LIC has the potentiality to generate wealth for investors due to its consistent growth record, firm grip on market share and an enviable claims settlement record
The books of accounts of a life insurance company is necessarily moderated by the inputs provided by the actuary.
The initial public offering (IPO) of LIC is going to be a major event in the history and growth of the Indian securities market. LIC is not only an institution of systemic value to the nation but one of the largest investors in the stock market.
Stocks are valued on the basis of the net worth of a company, its potentiality for growth and generating profit.
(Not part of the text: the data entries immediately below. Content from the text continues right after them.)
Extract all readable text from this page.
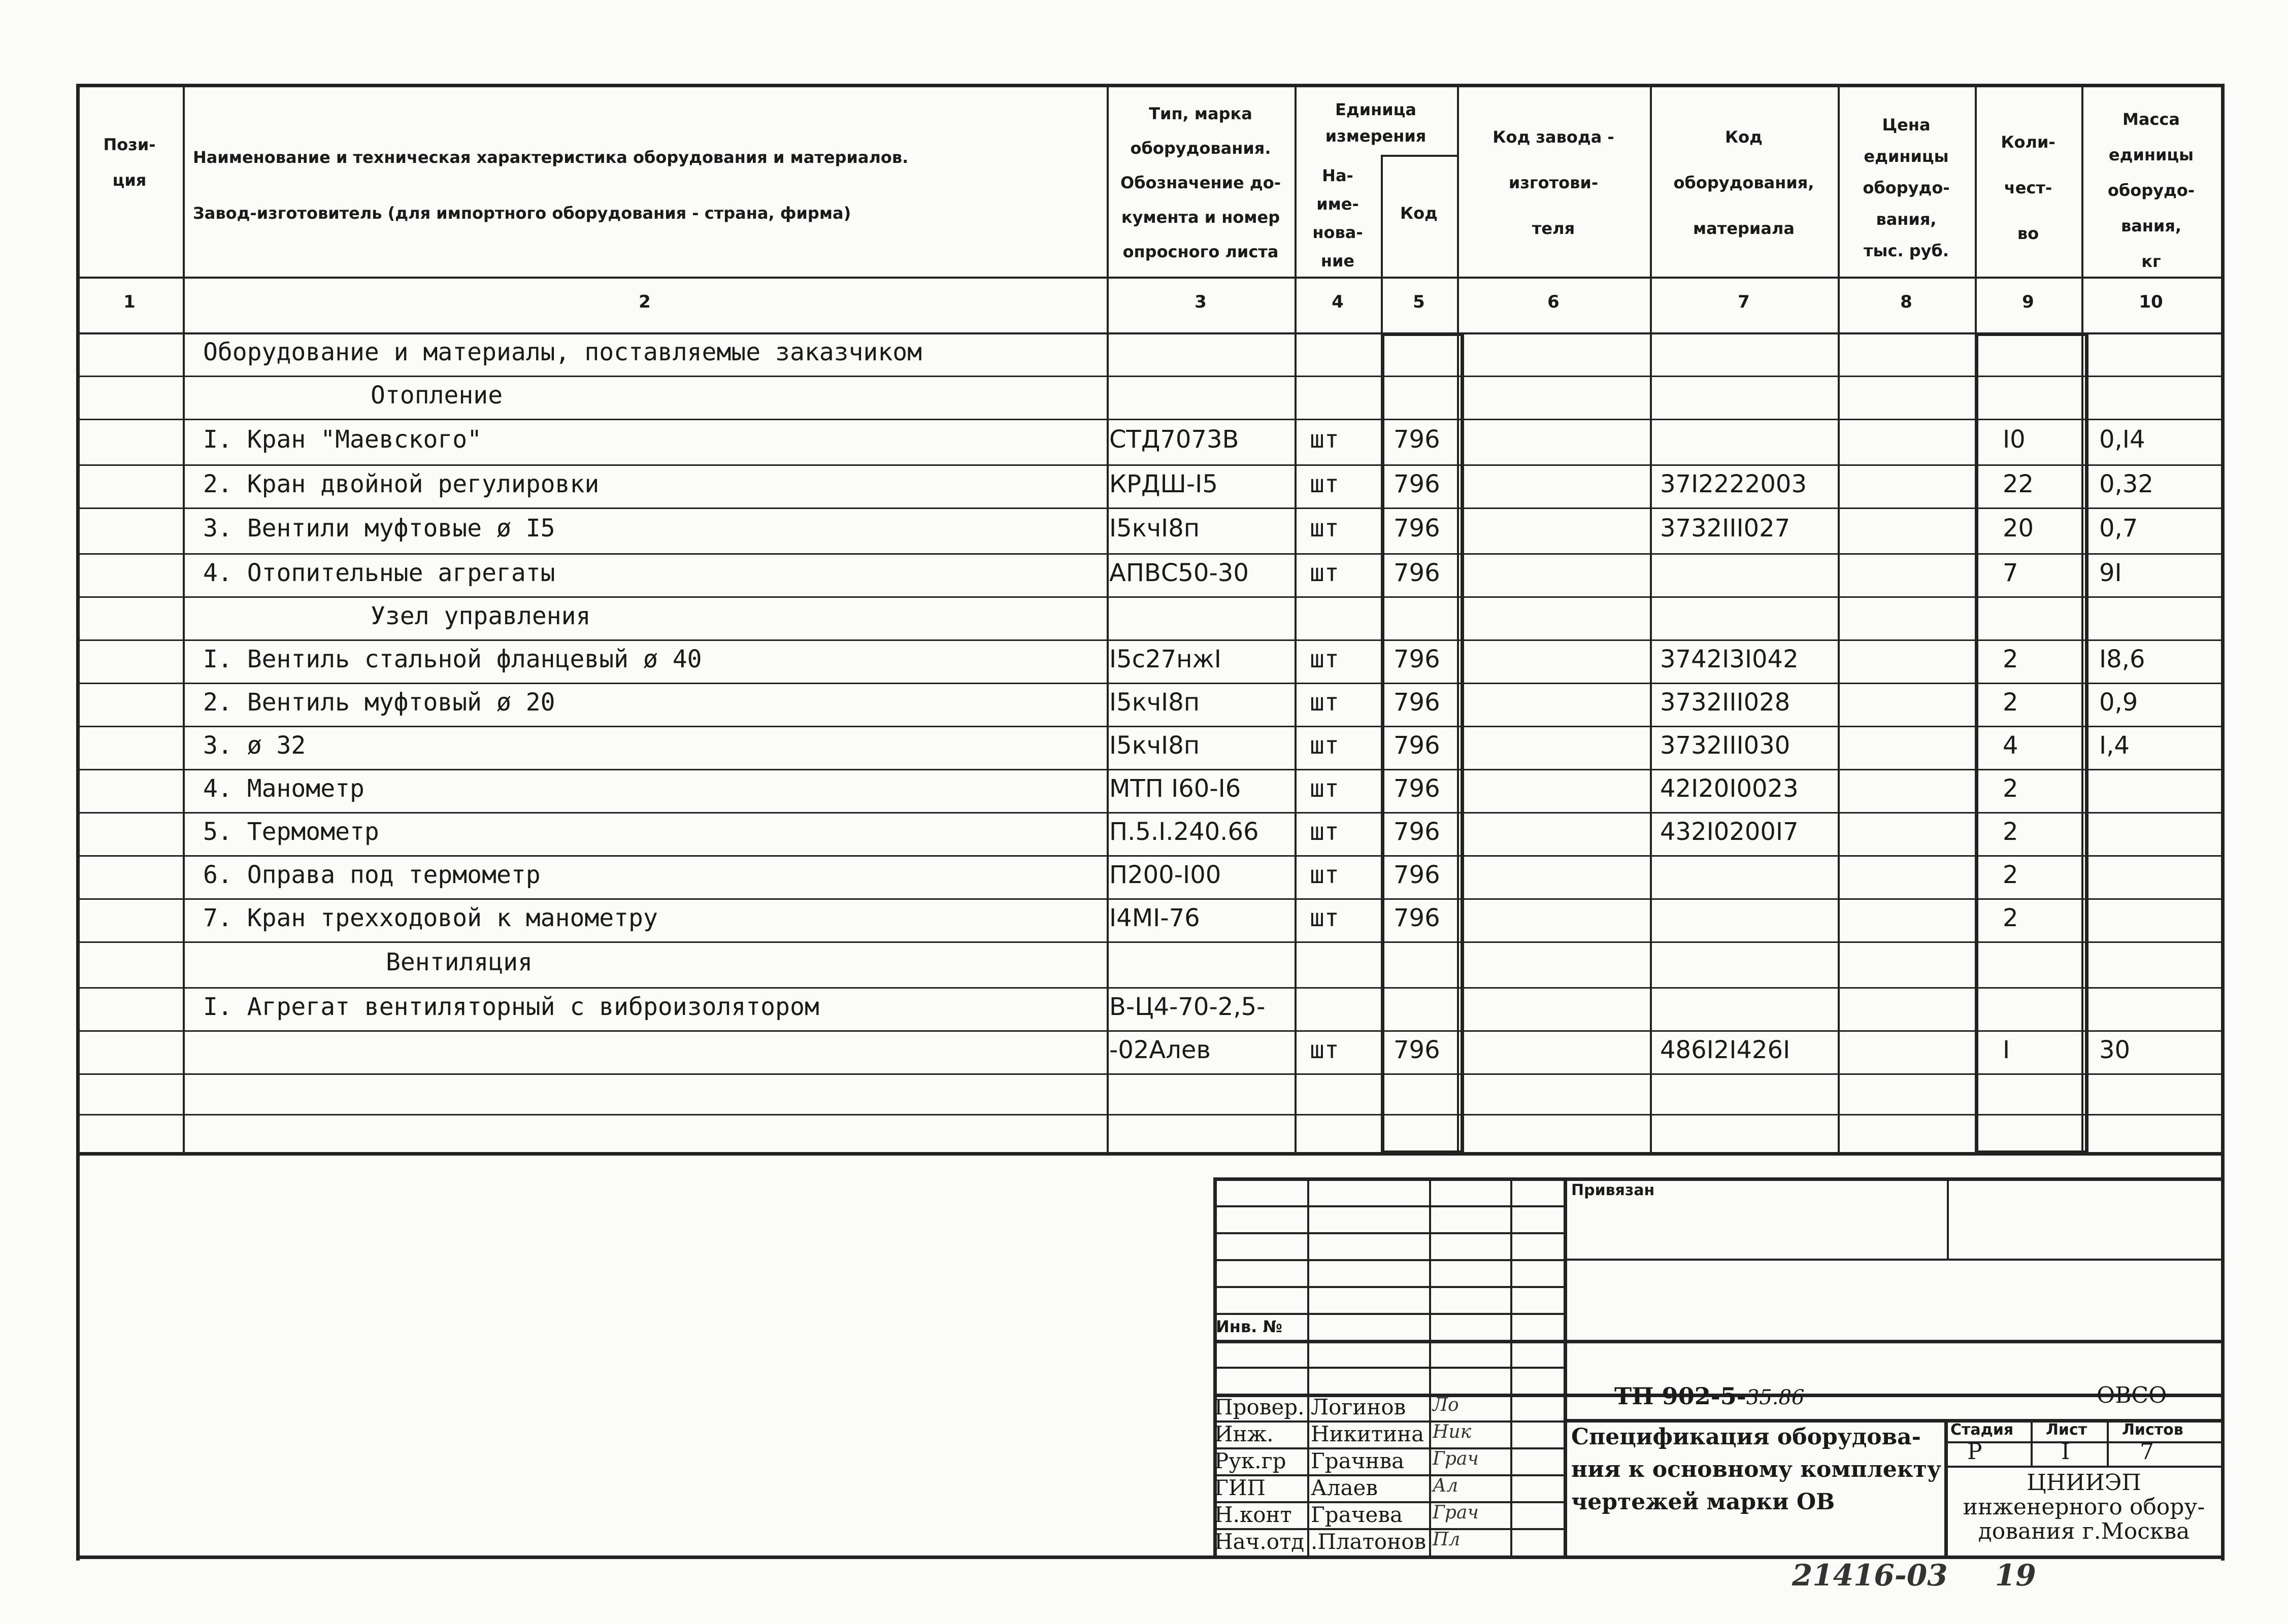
Пози-
ция
Наименование и техническая характеристика оборудования и материалов.
Завод-изготовитель (для импортного оборудования - страна, фирма)
Тип, марка
оборудования.
Обозначение до-
кумента и номер
опросного листа
Единица
измерения
На-
име-
нова-
ние
Код
Код завода -
изготови-
теля
Код
оборудования,
материала
Цена
единицы
оборудо-
вания,
тыс. руб.
Коли-
чест-
во
Масса
единицы
оборудо-
вания,
кг
1	2	3	4	5	6	7	8	9	10
Оборудование и материалы, поставляемые заказчиком
Отопление
I. Кран "Маевского"	СТД7073В	шт 796	I0	0,I4
2. Кран двойной регулировки	КРДШ-I5	шт 796	37I2222003	22	0,32
3. Вентили муфтовые ø I5	I5кчI8п	шт 796	3732III027	20	0,7
4. Отопительные агрегаты	АПВС50-30	шт 796	7	9I
Узел управления
I. Вентиль стальной фланцевый ø 40	I5с27нжI	шт 796	3742I3I042	2	I8,6
2. Вентиль муфтовый ø 20	I5кчI8п	шт 796	3732III028	2	0,9
3. ø 32	I5кчI8п	шт 796	3732III030	4	I,4
4. Манометр	МТП I60-I6	шт 796	42I20I0023	2
5. Термометр	П.5.I.240.66 шт 796	432I0200I7	2
6. Оправа под термометр	П200-I00	шт 796	2
7. Кран трехходовой к манометру	I4MI-76	шт 796	2
Вентиляция
I. Агрегат вентиляторный с виброизолятором	В-Ц4-70-2,5-
-02Алев	шт 796	486I2I426I	I	30
Привязан
Инв. №
ТП 902-5-35.86	ОВСО
Спецификация оборудова-
ния к основному комплекту
чертежей марки ОВ
Стадия Лист Листов
Р	I	7
ЦНИИЭП
инженерного обору-
дования г.Москва
Провер. Логинов Ло
Инж. Никитина Ник
Рук.гр Грачнва Грач
ГИП Алаев	Ал
Н.конт Грачева Грач
Нач.отд .Платонов Пл
21416-03 19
They depend on the sustainability of the business, ability to ride on the technology wave and the competence of the management to take on disruptions in its stride and continue to generate profit for shareholders.
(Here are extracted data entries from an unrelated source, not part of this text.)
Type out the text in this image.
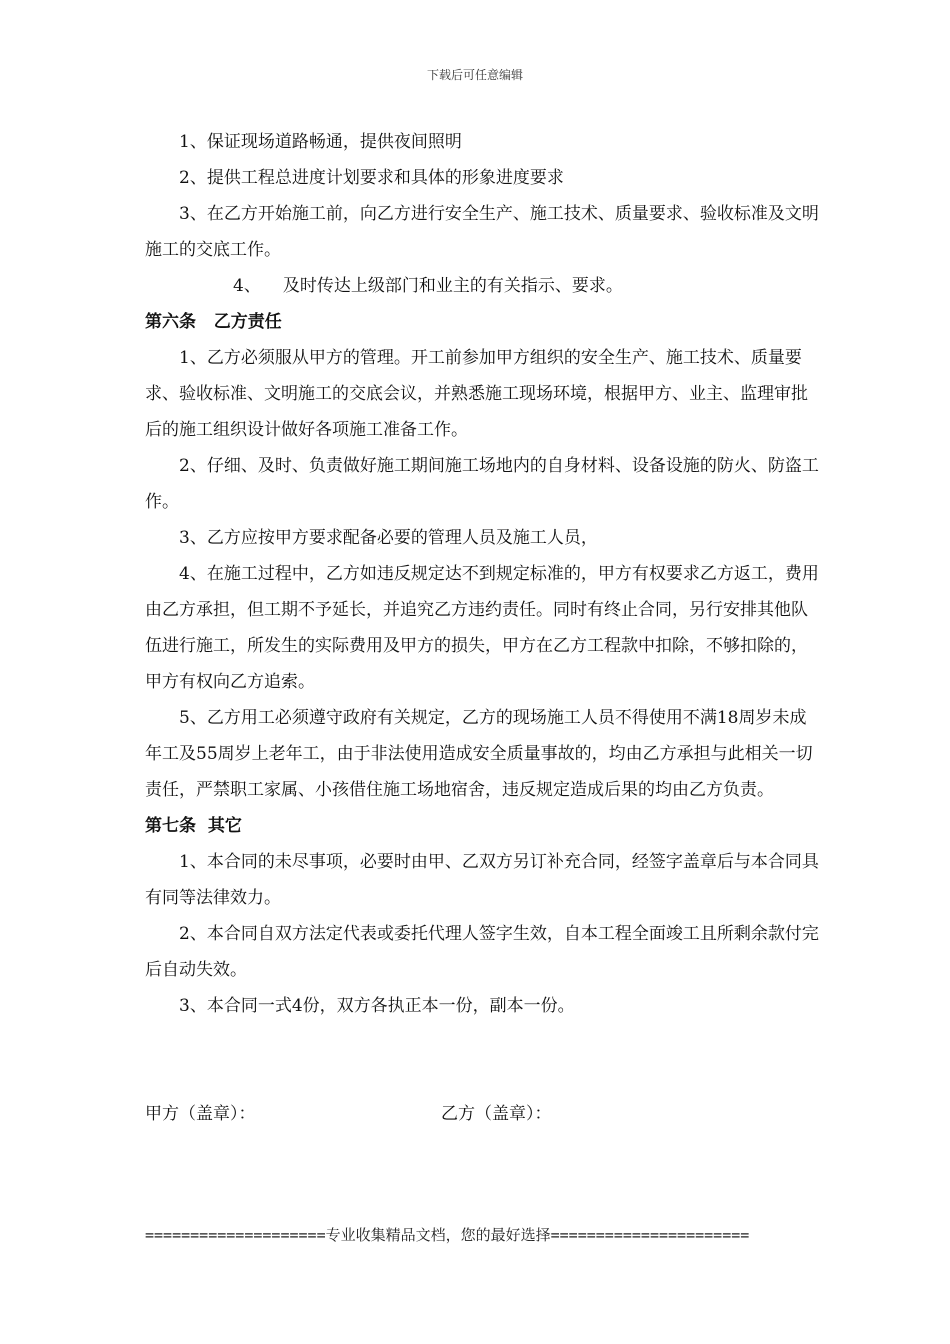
下载后可任意编辑

1、保证现场道路畅通，提供夜间照明

2、提供工程总进度计划要求和具体的形象进度要求

3、在乙方开始施工前，向乙方进行安全生产、施工技术、质量要求、验收标准及文明施工的交底工作。

4、 及时传达上级部门和业主的有关指示、要求。

第六条   乙方责任

1、乙方必须服从甲方的管理。开工前参加甲方组织的安全生产、施工技术、质量要求、验收标准、文明施工的交底会议，并熟悉施工现场环境，根据甲方、业主、监理审批后的施工组织设计做好各项施工准备工作。

2、仔细、及时、负责做好施工期间施工场地内的自身材料、设备设施的防火、防盗工作。

3、乙方应按甲方要求配备必要的管理人员及施工人员，

4、在施工过程中，乙方如违反规定达不到规定标准的，甲方有权要求乙方返工，费用由乙方承担，但工期不予延长，并追究乙方违约责任。同时有终止合同，另行安排其他队伍进行施工，所发生的实际费用及甲方的损失，甲方在乙方工程款中扣除，不够扣除的，甲方有权向乙方追索。

5、乙方用工必须遵守政府有关规定，乙方的现场施工人员不得使用不满18周岁未成年工及55周岁上老年工，由于非法使用造成安全质量事故的，均由乙方承担与此相关一切责任，严禁职工家属、小孩借住施工场地宿舍，违反规定造成后果的均由乙方负责。

第七条  其它

1、本合同的未尽事项，必要时由甲、乙双方另订补充合同，经签字盖章后与本合同具有同等法律效力。

2、本合同自双方法定代表或委托代理人签字生效，自本工程全面竣工且所剩余款付完后自动失效。

3、本合同一式4份，双方各执正本一份，副本一份。

甲方（盖章）：	乙方（盖章）：
====================专业收集精品文档，您的最好选择======================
Yardsticks of valuation LIC is a monolith not explored by the market so far. Life insurance companies are subjected to very different yardsticks of valuation and their real worth cannot be judged on the basis of recent profit or business performance. Life insurers are judged on the basis of the embedded value (EV) that they are able to create over a long period of time. Simply speaking, the EV is the current value of all premiums that the company expects in future from all the policies in its books as on a particular date. The calculation is a complex exercise conducted by an actuary who takes into account probable exits by death, lapsation, surrenders, maturity and estimates future income based on probable cash flow and likely rate of return on investments.
The books of accounts of a life insurance company is necessarily moderated by the inputs provided by the actuary. The Appointed Actuary of the company also submits to the company’s board a report on the financial health of the company as the visible figures do not necessarily reflect the strengths or weaknesses of a company. The potential investor must have some understanding of these technical aspects of the valuation of a life insurer before jumping into the fray with a fat purse.
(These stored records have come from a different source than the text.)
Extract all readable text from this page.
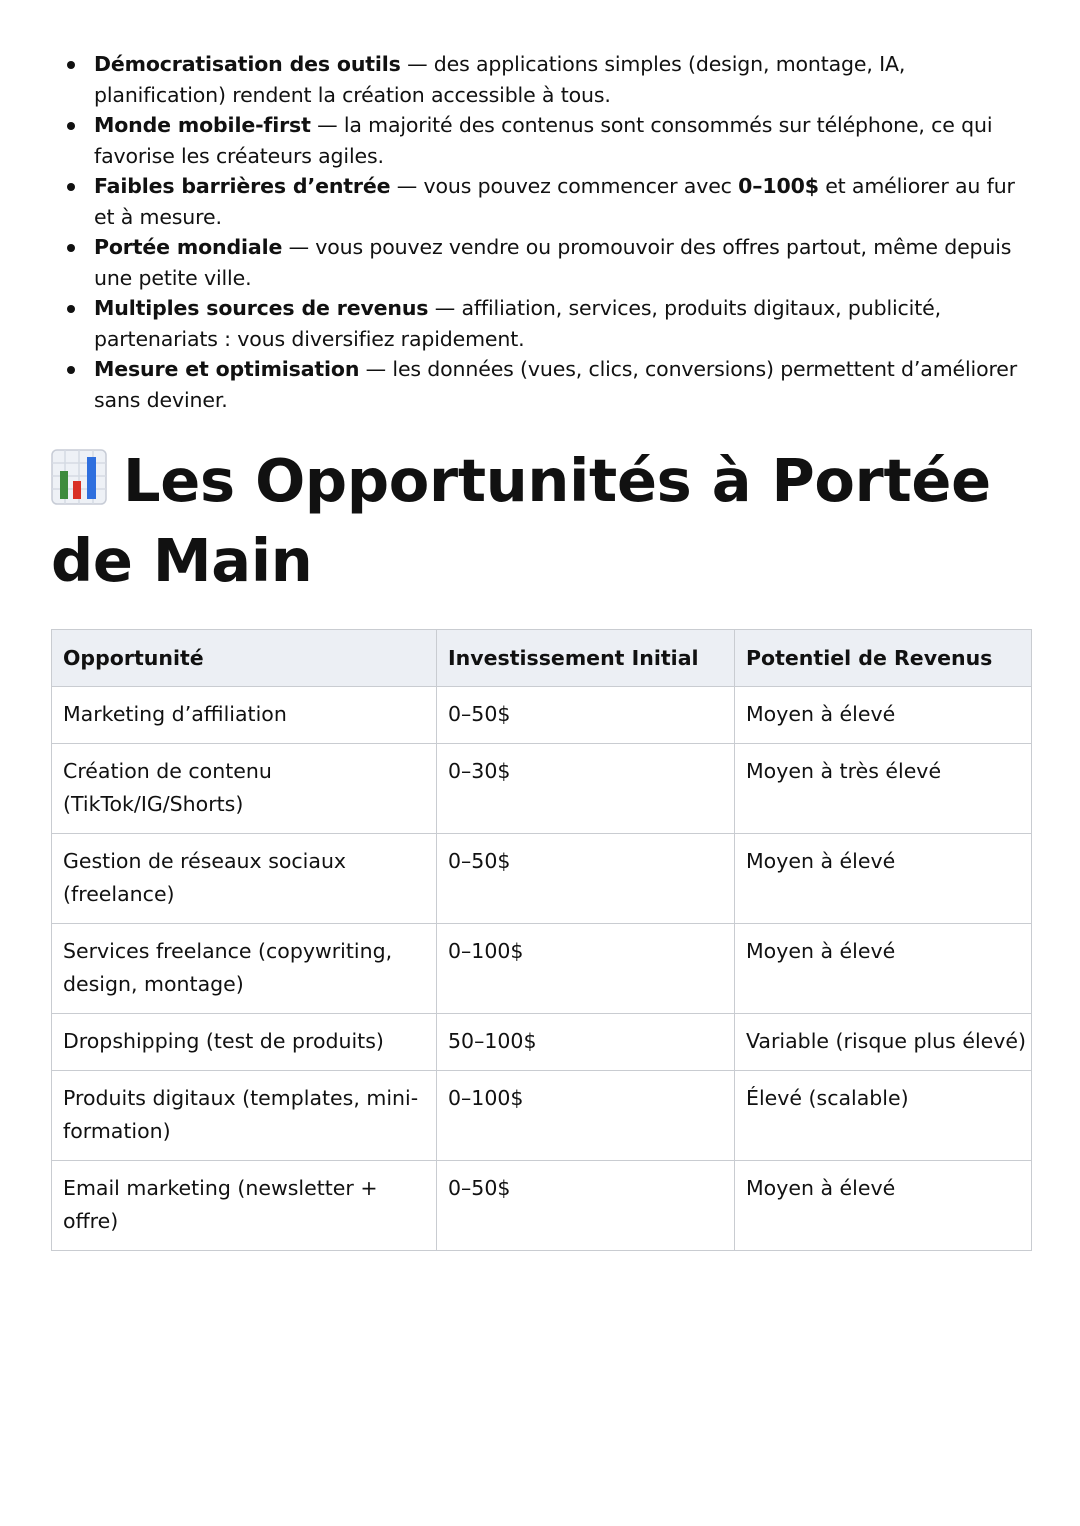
Démocratisation des outils — des applications simples (design, montage, IA, planification) rendent la création accessible à tous.
Monde mobile-first — la majorité des contenus sont consommés sur téléphone, ce qui favorise les créateurs agiles.
Faibles barrières d’entrée — vous pouvez commencer avec 0–100$ et améliorer au fur et à mesure.
Portée mondiale — vous pouvez vendre ou promouvoir des offres partout, même depuis une petite ville.
Multiples sources de revenus — affiliation, services, produits digitaux, publicité, partenariats : vous diversifiez rapidement.
Mesure et optimisation — les données (vues, clics, conversions) permettent d’améliorer sans deviner.
Les Opportunités à Portée de Main
Opportunité	Investissement Initial	Potentiel de Revenus
Marketing d’affiliation	0–50$	Moyen à élevé
Création de contenu (TikTok/IG/Shorts)	0–30$	Moyen à très élevé
Gestion de réseaux sociaux (freelance)	0–50$	Moyen à élevé
Services freelance (copywriting, design, montage)	0–100$	Moyen à élevé
Dropshipping (test de produits)	50–100$	Variable (risque plus élevé)
Produits digitaux (templates, mini-formation)	0–100$	Élevé (scalable)
Email marketing (newsletter + offre)	0–50$	Moyen à élevé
Protection and annuity needs Protection as well as the annuity needs of the people will make the insurers grow for a long time. Hence, there is a very optimistic scenario unfolding as far as the profitability of the industry is concerned. It would be quite reasonable to expect very decent returns to the investors who would be eligible to buy LIC’s shares. So far the policyholders and the government alone benefited from the wealth creation by the nation’s best known brand.
As per the LIC Act 1956, out of the valuation surplus generated every year an amount equal to 5% is payable to the Government of India and the rest is allotted to the policyholders by way of reversionary bonus. It is expected that before the IPO the government will amend the LIC Act to allocate 10% of the surplus to the shareholders. Currently private sector insurers are entitled to 10% of the valuation surplus. In all the previous years, LIC has been declaring valuation surplus. For the year 2019-20, LIC’s valuation surplus has been `53,955 crore. This may provide a fair idea to the investing public about the earning potentiality of LIC’s scrips. LIC has the potentiality to consistently generate wealth for investors because of its consistent growth record, firm grip on market share for two decades since opening of the sector and an enviable claims settlement record. But a discerning investor will expect LIC to be more transparent and accountable in all its activities including the investment of its huge fund and allocation of bonus to policyholders.
As LIC’s fund size is higher than the total fund with mutual funds in India, investment decisions and returns will be closely monitored by the market and will greatly impact the share value. For commanding a high price, LIC will have to ensure that the employees and the managers disengage themselves from their old work habits and the management is able to take tough decisions with the interest of policyholders and shareholders only in mind.